I was feeling very stubborn that day.  Maybe I was upset that my princess fairyland had been shattered, but whatever the reason, I was going to give the spiders and thorns a run for their money.  First, I needed to give myself a pep talk.  I thought for a minute.  Then,  "I am a very determined berry-picker."  I told myself. Having said this, I plunged ahead.  

Surprisingly, I found that when a particularly large thorn was jabbing into my foot, my fear of spiders dwindled.  I made a little graph in my head, to show the inverse relationship I had just stumbled upon:

This discovery was basically a superpower.  Stand on thorn, become invincible.  The spiders began to weep and wring their front feet in anguish.  I laughed, a resounding "HA HA", the laugh of a conquering warlord.

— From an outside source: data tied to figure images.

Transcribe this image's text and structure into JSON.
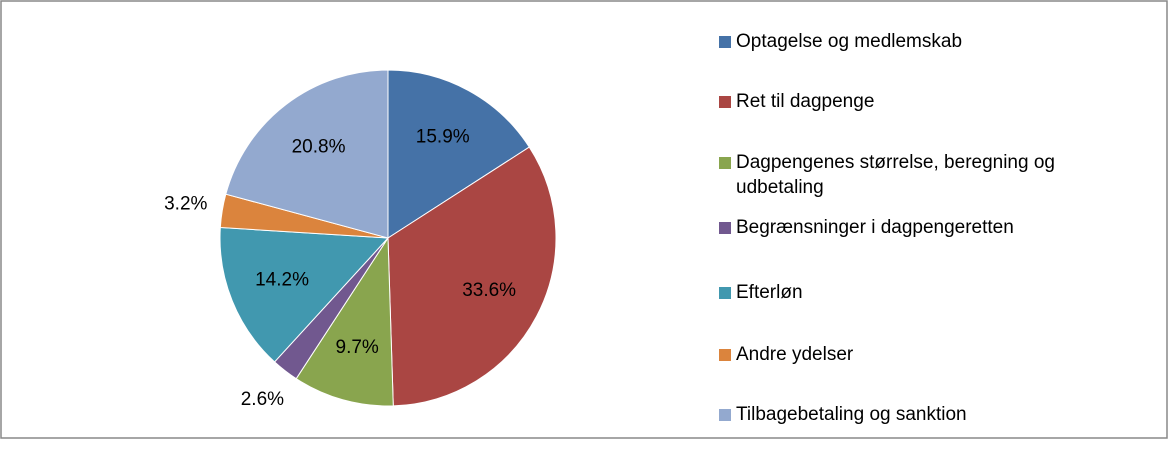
{
  "chart_data": {
    "type": "pie",
    "categories": [
      "Optagelse og medlemskab",
      "Ret til dagpenge",
      "Dagpengenes størrelse, beregning og udbetaling",
      "Begrænsninger i dagpengeretten",
      "Efterløn",
      "Andre ydelser",
      "Tilbagebetaling og sanktion"
    ],
    "values": [
      15.9,
      33.6,
      9.7,
      2.6,
      14.2,
      3.2,
      20.8
    ],
    "value_labels": [
      "15.9%",
      "33.6%",
      "9.7%",
      "2.6%",
      "14.2%",
      "3.2%",
      "20.8%"
    ],
    "colors": [
      "#4572a7",
      "#aa4643",
      "#89a54e",
      "#71588f",
      "#4198af",
      "#db843d",
      "#93a9cf"
    ],
    "legend": "right"
  }
}
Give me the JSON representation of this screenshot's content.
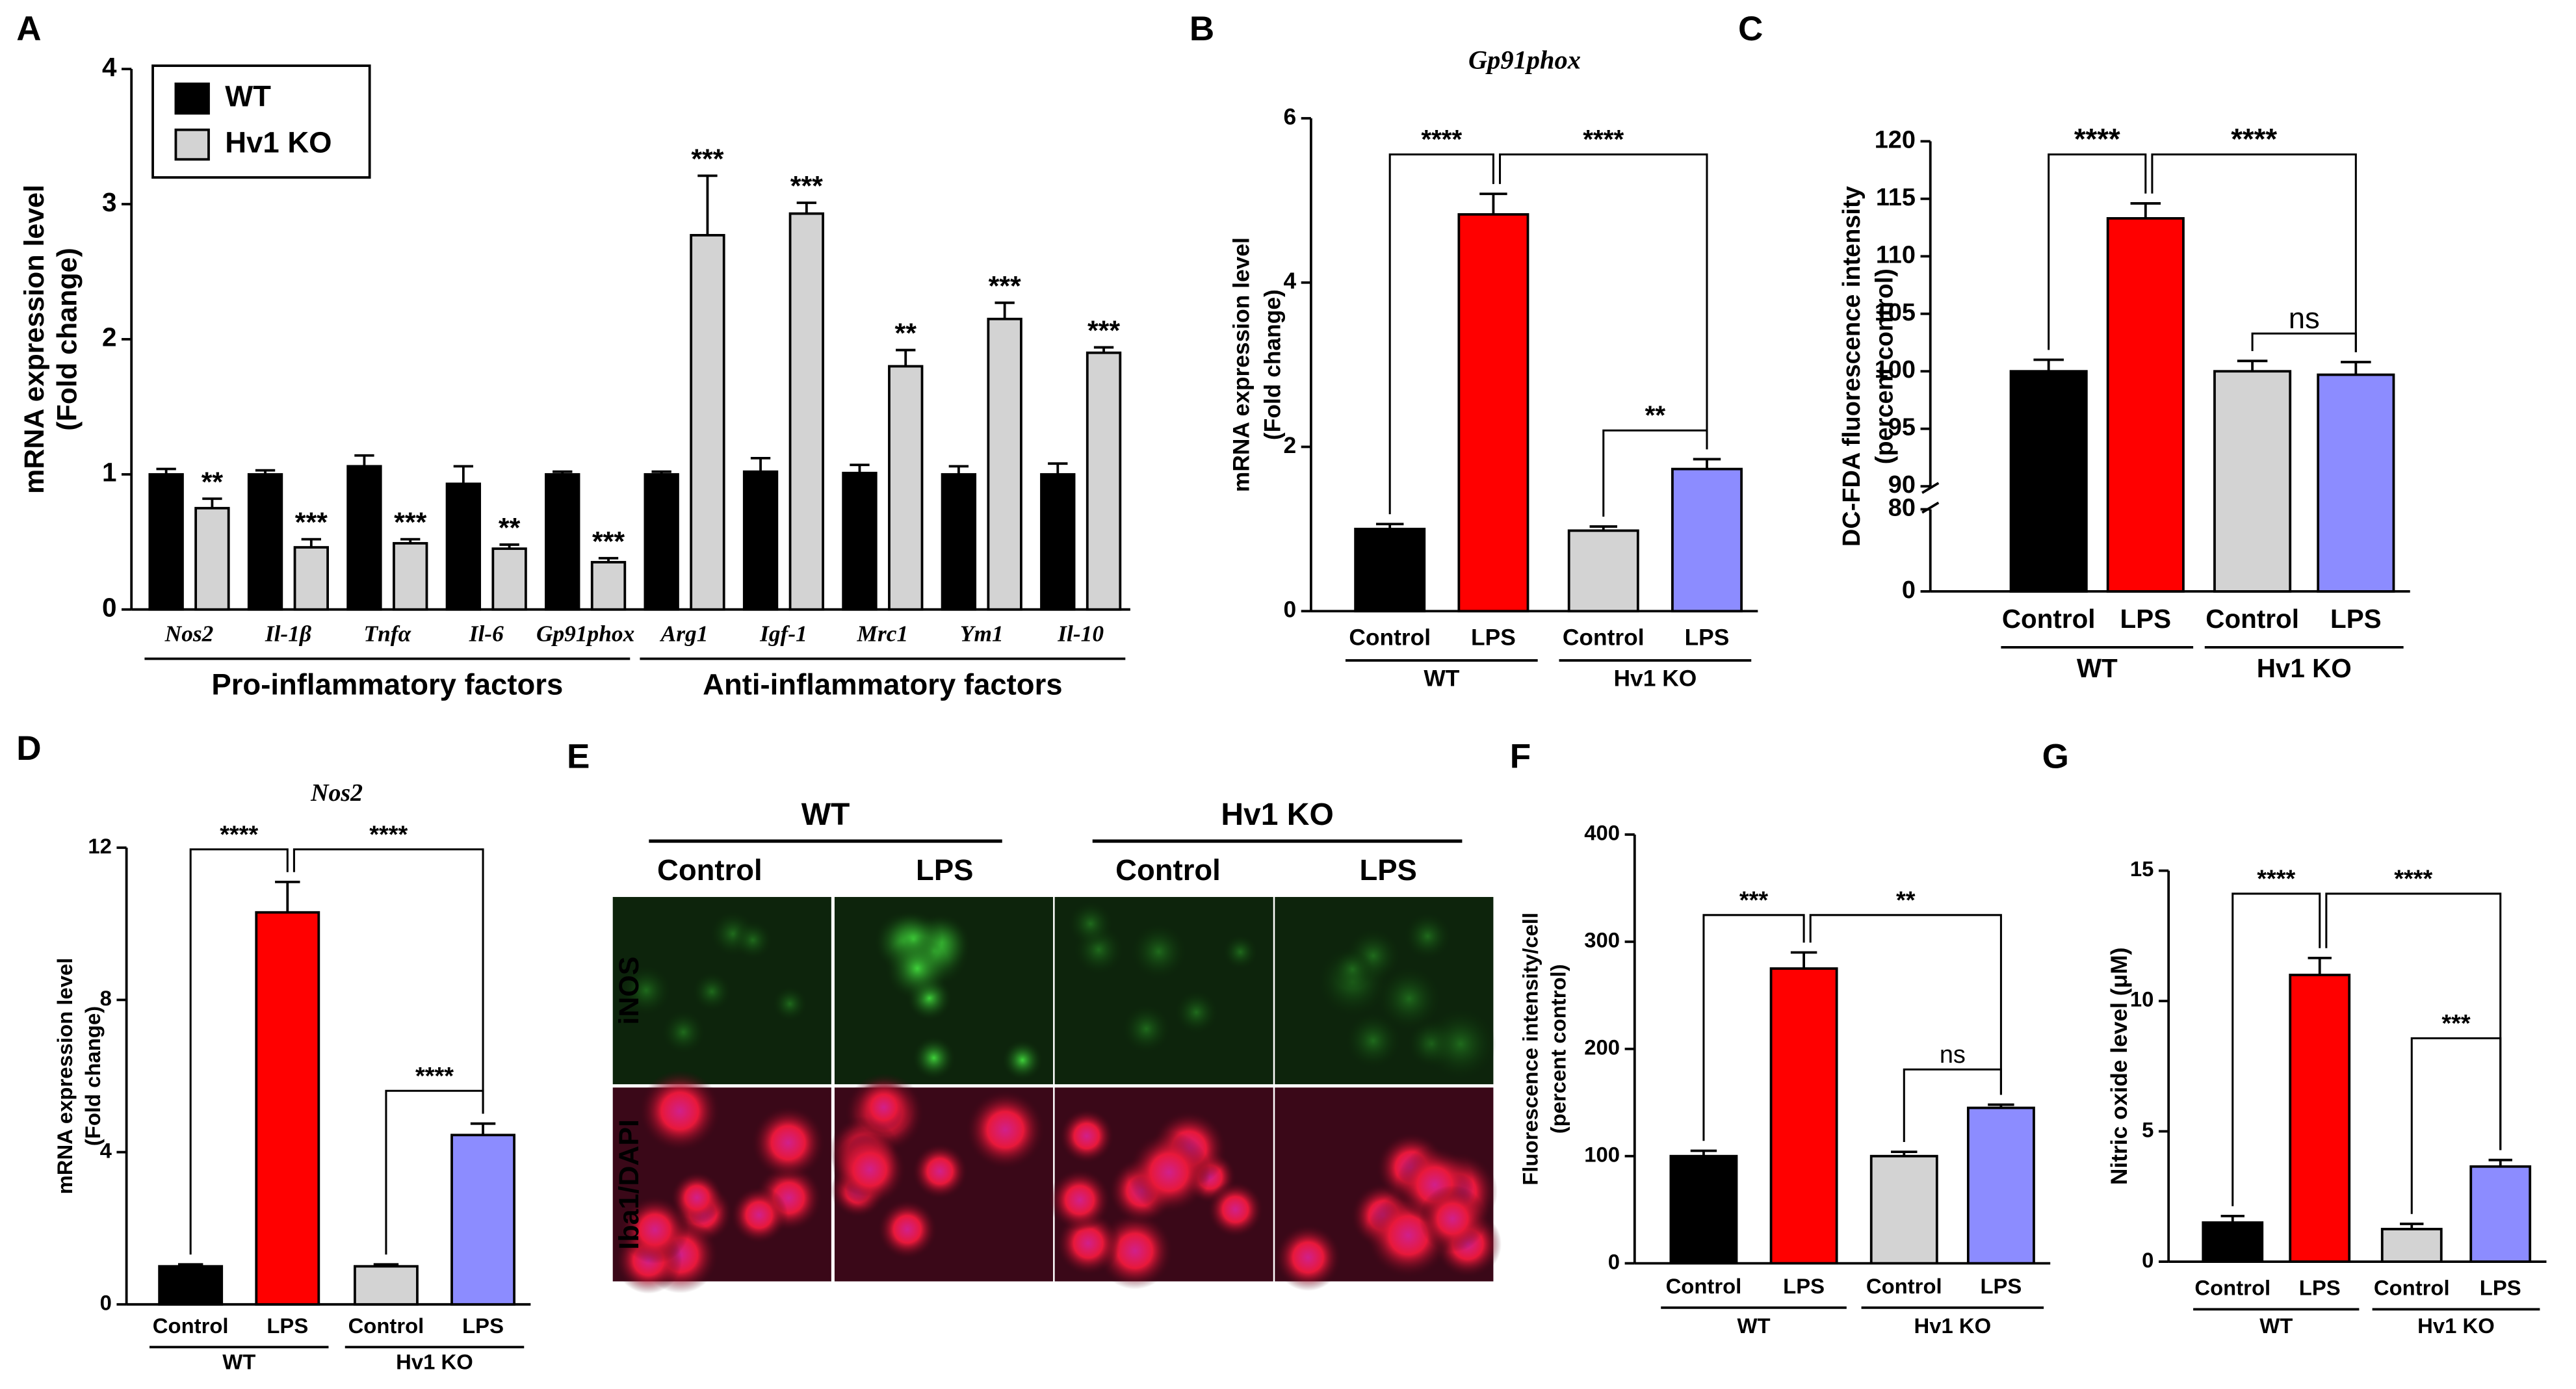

It was at this point that I realized it was better to be a warlord than a princess, because warlords get all the berries.  So it was an exuberant warlord, not a dainty princess, who returned to the house some time later, having taken all of the berries captive and driven off the hordes of spiders.

As everyone knows, warlords are smashingly good cooks, so I transformed myself into a warlord-chef for a few minutes while I made two black raspberry pies.  

And that gave me an excuse to buy ice cream.  Which may or may not have been my plan all along.  And that was that.